From 2006 to 2007, Öholm headed the Oslo-based Christian TV channel Verdikanalen, but resigned after the channel had been threatened with cancellation of all broadcasting because of unpaid debts. He then became an editor of the business section in the magazine Världen idag, but resigned in protest of changes in the magazine's leadership. In 2015 Öholm became a member of the board of the Christian web-channel TV2020 AB.

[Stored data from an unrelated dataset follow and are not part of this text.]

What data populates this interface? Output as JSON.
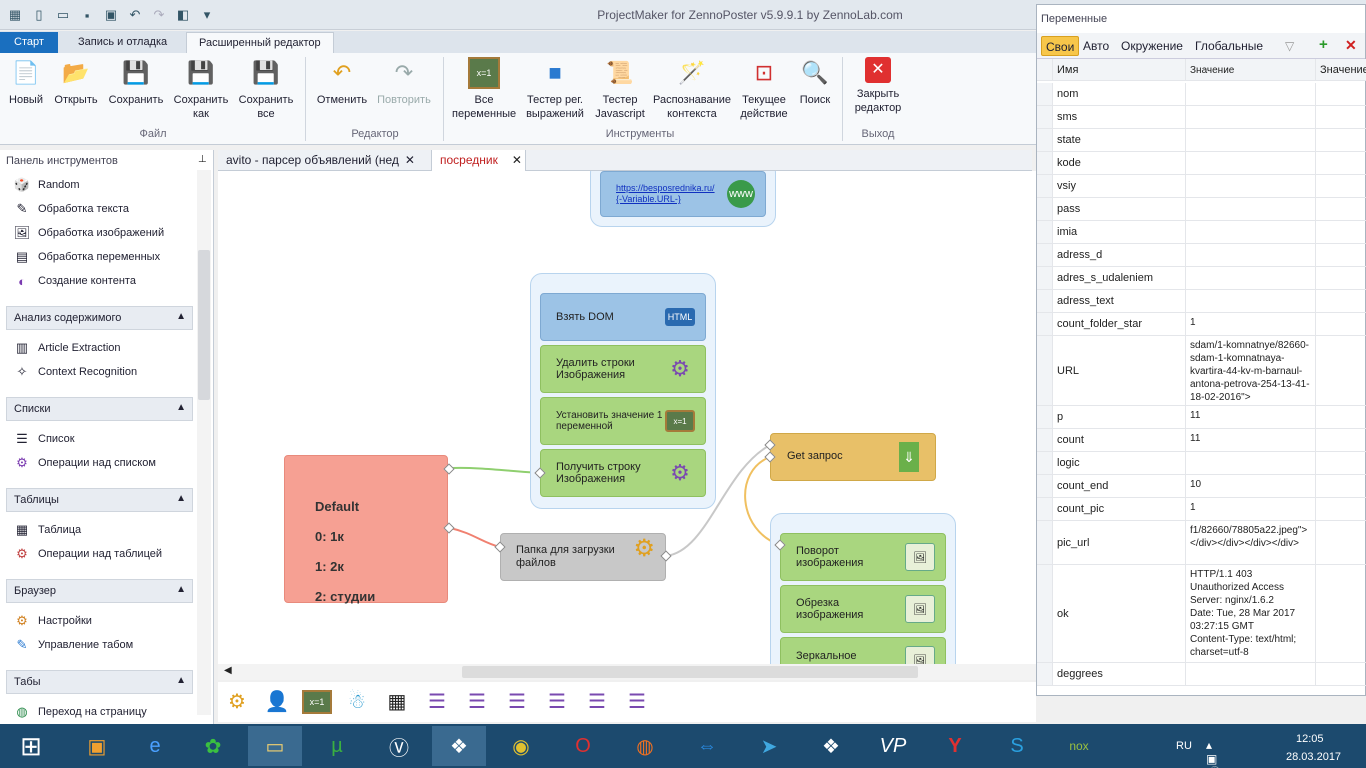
{
  "app": {
    "title": "ProjectMaker for ZennoPoster v5.9.9.1 by ZennoLab.com"
  },
  "ribbon_tabs": [
    "Старт",
    "Запись и отладка",
    "Расширенный редактор"
  ],
  "ribbon": {
    "new": "Новый",
    "open": "Открыть",
    "save": "Сохранить",
    "save_as": "Сохранить как",
    "save_all": "Сохранить все",
    "undo": "Отменить",
    "redo": "Повторить",
    "all_vars": "Все переменные",
    "regex": "Тестер рег. выражений",
    "js": "Тестер Javascript",
    "ctx": "Распознавание контекста",
    "cur": "Текущее действие",
    "search": "Поиск",
    "close": "Закрыть редактор",
    "groups": {
      "file": "Файл",
      "editor": "Редактор",
      "tools": "Инструменты",
      "exit": "Выход"
    }
  },
  "left_panel": {
    "title": "Панель инструментов",
    "items_top": [
      "Random",
      "Обработка текста",
      "Обработка изображений",
      "Обработка переменных",
      "Создание контента"
    ],
    "sections": [
      {
        "title": "Анализ содержимого",
        "items": [
          "Article Extraction",
          "Context Recognition"
        ]
      },
      {
        "title": "Списки",
        "items": [
          "Список",
          "Операции над списком"
        ]
      },
      {
        "title": "Таблицы",
        "items": [
          "Таблица",
          "Операции над таблицей"
        ]
      },
      {
        "title": "Браузер",
        "items": [
          "Настройки",
          "Управление табом"
        ]
      },
      {
        "title": "Табы",
        "items": [
          "Переход на страницу"
        ]
      }
    ]
  },
  "doc_tabs": [
    "avito - парсер объявлений (нед",
    "посредник"
  ],
  "canvas": {
    "url_block": "https://besposrednika.ru/{-Variable.URL-}",
    "dom": "Взять DOM",
    "del_rows": "Удалить строки Изображения",
    "set_val": "Установить значение 1 переменной",
    "get_row": "Получить строку Изображения",
    "get_req": "Get запрос",
    "folder": "Папка для загрузки файлов",
    "rotate": "Поворот изображения",
    "crop": "Обрезка изображения",
    "mirror": "Зеркальное",
    "switch": {
      "title": "Default",
      "c0": "0: 1к",
      "c1": "1: 2к",
      "c2": "2: студии"
    }
  },
  "variables": {
    "title": "Переменные",
    "tabs": [
      "Свои",
      "Авто",
      "Окружение",
      "Глобальные"
    ],
    "headers": [
      "Имя",
      "Значение",
      "Значение"
    ],
    "rows": [
      {
        "name": "nom",
        "value": ""
      },
      {
        "name": "sms",
        "value": ""
      },
      {
        "name": "state",
        "value": ""
      },
      {
        "name": "kode",
        "value": ""
      },
      {
        "name": "vsiy",
        "value": ""
      },
      {
        "name": "pass",
        "value": ""
      },
      {
        "name": "imia",
        "value": ""
      },
      {
        "name": "adress_d",
        "value": ""
      },
      {
        "name": "adres_s_udaleniem",
        "value": ""
      },
      {
        "name": "adress_text",
        "value": ""
      },
      {
        "name": "count_folder_star",
        "value": "1"
      },
      {
        "name": "URL",
        "value": "sdam/1-komnatnye/82660-sdam-1-komnatnaya-kvartira-44-kv-m-barnaul-antona-petrova-254-13-41-18-02-2016\">"
      },
      {
        "name": "p",
        "value": "11"
      },
      {
        "name": "count",
        "value": "11"
      },
      {
        "name": "logic",
        "value": ""
      },
      {
        "name": "count_end",
        "value": "10"
      },
      {
        "name": "count_pic",
        "value": "1"
      },
      {
        "name": "pic_url",
        "value": "f1/82660/78805a22.jpeg\"></div></div></div></div>"
      },
      {
        "name": "ok",
        "value": "HTTP/1.1 403\nUnauthorized Access\nServer: nginx/1.6.2\nDate: Tue, 28 Mar 2017\n03:27:15 GMT\nContent-Type: text/html;\ncharset=utf-8"
      },
      {
        "name": "deggrees",
        "value": ""
      }
    ]
  },
  "taskbar": {
    "lang": "RU",
    "time": "12:05",
    "date": "28.03.2017"
  }
}
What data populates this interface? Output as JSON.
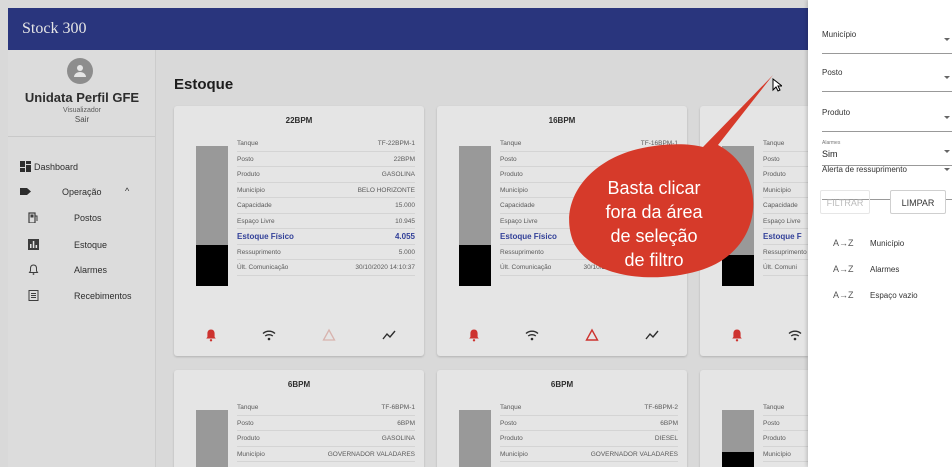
{
  "app": {
    "title": "Stock 300"
  },
  "sidebar": {
    "profile_name": "Unidata Perfil GFE",
    "profile_role": "Visualizador",
    "exit_label": "Sair",
    "items": [
      {
        "label": "Dashboard",
        "icon": "dashboard-icon"
      },
      {
        "label": "Operação",
        "icon": "label-icon",
        "expanded_indicator": "^"
      },
      {
        "label": "Postos",
        "icon": "fuel-station-icon"
      },
      {
        "label": "Estoque",
        "icon": "bar-chart-icon"
      },
      {
        "label": "Alarmes",
        "icon": "bell-icon"
      },
      {
        "label": "Recebimentos",
        "icon": "receipt-icon"
      }
    ]
  },
  "main": {
    "title": "Estoque",
    "cards": [
      {
        "title": "22BPM",
        "level": 0.29,
        "rows": [
          {
            "k": "Tanque",
            "v": "TF-22BPM-1"
          },
          {
            "k": "Posto",
            "v": "22BPM"
          },
          {
            "k": "Produto",
            "v": "GASOLINA"
          },
          {
            "k": "Município",
            "v": "BELO HORIZONTE"
          },
          {
            "k": "Capacidade",
            "v": "15.000"
          },
          {
            "k": "Espaço Livre",
            "v": "10.945"
          },
          {
            "k": "Estoque Físico",
            "v": "4.055"
          },
          {
            "k": "Ressuprimento",
            "v": "5.000"
          },
          {
            "k": "Últ. Comunicação",
            "v": "30/10/2020 14:10:37"
          }
        ]
      },
      {
        "title": "16BPM",
        "level": 0.29,
        "rows": [
          {
            "k": "Tanque",
            "v": "TF-16BPM-1"
          },
          {
            "k": "Posto",
            "v": ""
          },
          {
            "k": "Produto",
            "v": ""
          },
          {
            "k": "Município",
            "v": ""
          },
          {
            "k": "Capacidade",
            "v": ""
          },
          {
            "k": "Espaço Livre",
            "v": ""
          },
          {
            "k": "Estoque Físico",
            "v": ""
          },
          {
            "k": "Ressuprimento",
            "v": ""
          },
          {
            "k": "Últ. Comunicação",
            "v": "30/10/2020"
          }
        ]
      },
      {
        "title": "",
        "level": 0.22,
        "rows": [
          {
            "k": "Tanque",
            "v": ""
          },
          {
            "k": "Posto",
            "v": ""
          },
          {
            "k": "Produto",
            "v": ""
          },
          {
            "k": "Município",
            "v": ""
          },
          {
            "k": "Capacidade",
            "v": ""
          },
          {
            "k": "Espaço Livre",
            "v": ""
          },
          {
            "k": "Estoque F",
            "v": ""
          },
          {
            "k": "Ressuprimento",
            "v": ""
          },
          {
            "k": "Últ. Comuni",
            "v": ""
          }
        ]
      },
      {
        "title": "6BPM",
        "rows": [
          {
            "k": "Tanque",
            "v": "TF-6BPM-1"
          },
          {
            "k": "Posto",
            "v": "6BPM"
          },
          {
            "k": "Produto",
            "v": "GASOLINA"
          },
          {
            "k": "Município",
            "v": "GOVERNADOR VALADARES"
          }
        ]
      },
      {
        "title": "6BPM",
        "rows": [
          {
            "k": "Tanque",
            "v": "TF-6BPM-2"
          },
          {
            "k": "Posto",
            "v": "6BPM"
          },
          {
            "k": "Produto",
            "v": "DIESEL"
          },
          {
            "k": "Município",
            "v": "GOVERNADOR VALADARES"
          }
        ]
      },
      {
        "title": "",
        "rows": [
          {
            "k": "Tanque",
            "v": ""
          },
          {
            "k": "Posto",
            "v": ""
          },
          {
            "k": "Produto",
            "v": ""
          },
          {
            "k": "Município",
            "v": ""
          }
        ]
      }
    ]
  },
  "filters": {
    "municipio": {
      "label": "Município"
    },
    "posto": {
      "label": "Posto"
    },
    "produto": {
      "label": "Produto"
    },
    "alarmes": {
      "label": "Alarmes",
      "value": "Sim"
    },
    "alerta": {
      "label": "Alerta de ressuprimento"
    },
    "filter_button": "FILTRAR",
    "clear_button": "LIMPAR",
    "sort_items": [
      "Município",
      "Alarmes",
      "Espaço vazio"
    ],
    "sort_icon": "A→Z"
  },
  "callout": {
    "text_lines": [
      "Basta clicar",
      "fora da área",
      "de seleção",
      "de filtro"
    ]
  },
  "colors": {
    "topbar": "#2e3c8c",
    "callout": "#d63a2a",
    "highlight": "#3949ab",
    "alarm": "#e53935"
  }
}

Starting in 2002, Öholm worked as a freelance journalist and debater, and wrote a column for the Christian newspaper Dagen. In 2003 he criticised Jonas Gardell's and Mark Levengood's hosting of the 2003 Melodifestivalen, accusing Sveriges Television of giving in to what he perceived as the "gay lobby" and saying that the couple had made the festival into a manifestation of their sexual orientation that spits in the audience's faces in disrespect. These remarks led to criticism of him in the media, including from Gardell.

After his criticism of the Melodifestivalen Öholm continued to advocate for socially conservative values, including criticising abortion and same-sex marriages.

==Personal life==
Siewert Öholm had four sons, one of whom is the Moderate Party politician Oskar Öholm.

His first wife, Ann-Britt Öholm, died in November 2004 of breast cancer. He later remarried to Gitten Bolin Öholm.

Öholm died of liver cancer on 25 January 2017 in a hospital in Växjö.